Жертвы Сименона | страница 48
– Что это наш майор Овсянников всех мочит? Или кто-нибудь из его бригады? Да ты совсем очумела?! Не надо было мне рассказывать тебе эту страшилку на ночь глядя: у тебя и так после этого убийства малость крыша съехала!
– Прекрати! Я совсем не это хотела сказать, я имела в виду… в принципе. И вообще, тебе легко говорить: ведь это не ты, а я осталась единственным свидетелем по делу об убийстве. Последним свидетелем! Господи, хоть бы Дрюня поскорей нашелся, может, хоть он что-нибудь знает!
Очевидно, до Полины наконец дошло, что у меня есть повод для беспокойства. Она смягчилась.
– Ну-ну, я, конечно, понимаю, что все это дается тебе не легко, сестренка. Только все твои страхи – плод твоего богатого воображения, не больше! Какой там к черту Сименон, при чем он здесь?! Да, Палискиене убили, это факт. И следствие непременно докопается, кто это сделал и почему. Но убивать всех четверых?… Кому это надо? Зачем?!.

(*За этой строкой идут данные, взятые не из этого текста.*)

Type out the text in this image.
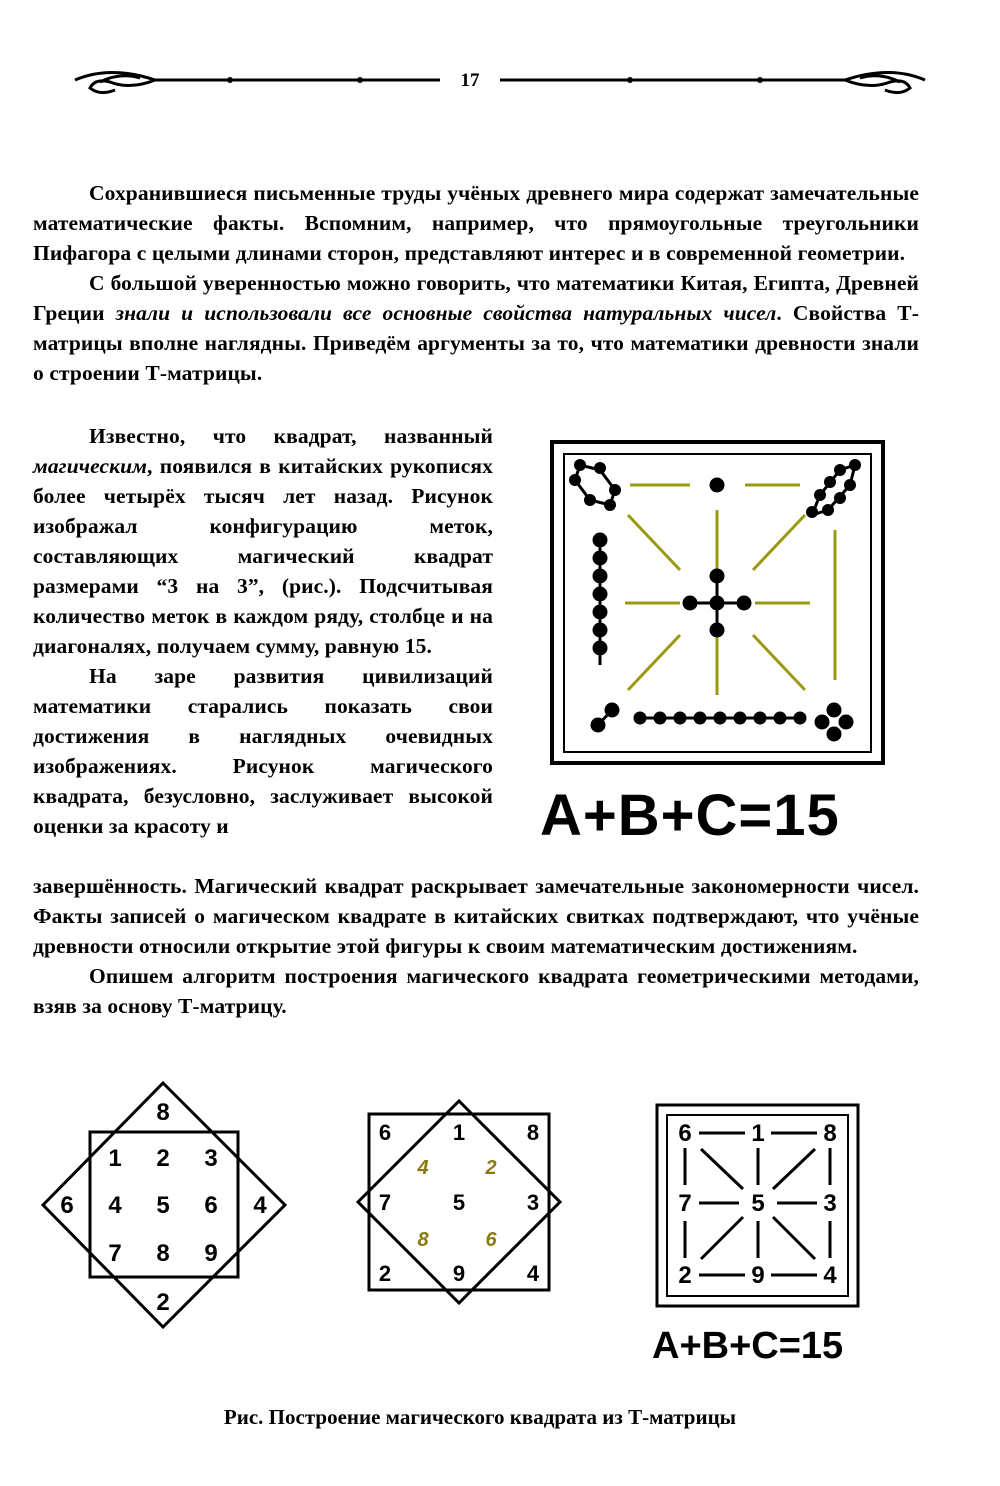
17

Сохранившиеся письменные труды учёных древнего мира содержат замечательные математические факты. Вспомним, например, что прямоугольные треугольники Пифагора с целыми длинами сторон, представляют интерес и в современной геометрии.

С большой уверенностью можно говорить, что математики Китая, Египта, Древней Греции знали и использовали все основные свойства натуральных чисел. Свойства Т-матрицы вполне наглядны. Приведём аргументы за то, что математики древности знали о строении Т-матрицы.

Известно, что квадрат, названный магическим, появился в китайских рукописях более четырёх тысяч лет назад. Рисунок изображал конфигурацию меток, составляющих магический квадрат размерами “3 на 3”, (рис.). Подсчитывая количество меток в каждом ряду, столбце и на диагоналях, получаем сумму, равную 15.

На заре развития цивилизаций математики старались показать свои достижения в наглядных очевидных изображениях. Рисунок магического квадрата, безусловно, заслуживает высокой оценки за красоту и	A+B+C=15

завершённость. Магический квадрат раскрывает замечательные закономерности чисел. Факты записей о магическом квадрате в китайских свитках подтверждают, что учёные древности относили открытие этой фигуры к своим математическим достижениям.

Опишем алгоритм построения магического квадрата геометрическими методами, взяв за основу Т-матрицу.

8
6	4
2
1 2 3
4 5 6
7 8 9
6	8
2	4
1
9
7	3
5
4	2
8	6
6 1 8
7 5 3
2 9 4
A+B+C=15
Рис. Построение магического квадрата из Т-матрицы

– Ах, Поля, откуда я знаю?! Может, это маньяк какой-то! Может, он нас всех в карты проиграл – ты же знаешь, такое случается!
В ответ я услышала такую тираду, что воспроизводить ее просто не рискую. А затем Полина Андреевна разразилась длинным монологом, достойным лучших постановок Арчибальдова на тарасовской сцене. Она убеждала меня, что гибель Дмитрия Ивановича Мен… тьфу ты! Загорулько, или как его там! Что его гибель – чистой воды несчастный случай, это, мол, доказано целиком и полностью. И что мне самой ну ничегошеньки не угрожает, а если б и угрожало – то на страже моих драгоценных жизни и здоровья стоит Жора Овсянников с его большими возможностями и она сама, Полина, которая готова за меня перегрызть глотку хоть самому дьяволу. И что…
– … С твоим Дрюней Старостиным не все чисто, поверь моему чутью! Конечно, я не собираюсь вмешиваться, пусть Овсянников сам выводит его на чистую воду: в конце концов, ему за это платят. Но сдается мне, твой попутчик не для того лег на дно, чтоб откровенничать со следствием. Если он отыщется и заговорит, то произойдет это не по его доброй воле!
Я слабо возражала, что со Старостиным могло случиться что-нибудь похуже добровольного «залегания на дно», но сестра и слушать не стала. Да я, признаться, не слишком настаивала на своем мнении: больше всего на свете мне сейчас хотелось, как в песне, «забыться и заснуть». И я поверила в Полинины утешения. Напоследок она взяла с меня слово, что я «буду умницей». На том мы и расстались.
После разговора с сестрой я была уже не в том состоянии, чтобы предпринимать какие-либо следственные действия. Да что там: я была готова дать самой себе торжественную клятву вообще никогда не выходить из дому! Разве что после того, как жестокий убийца будет пойман и водворен за решетку.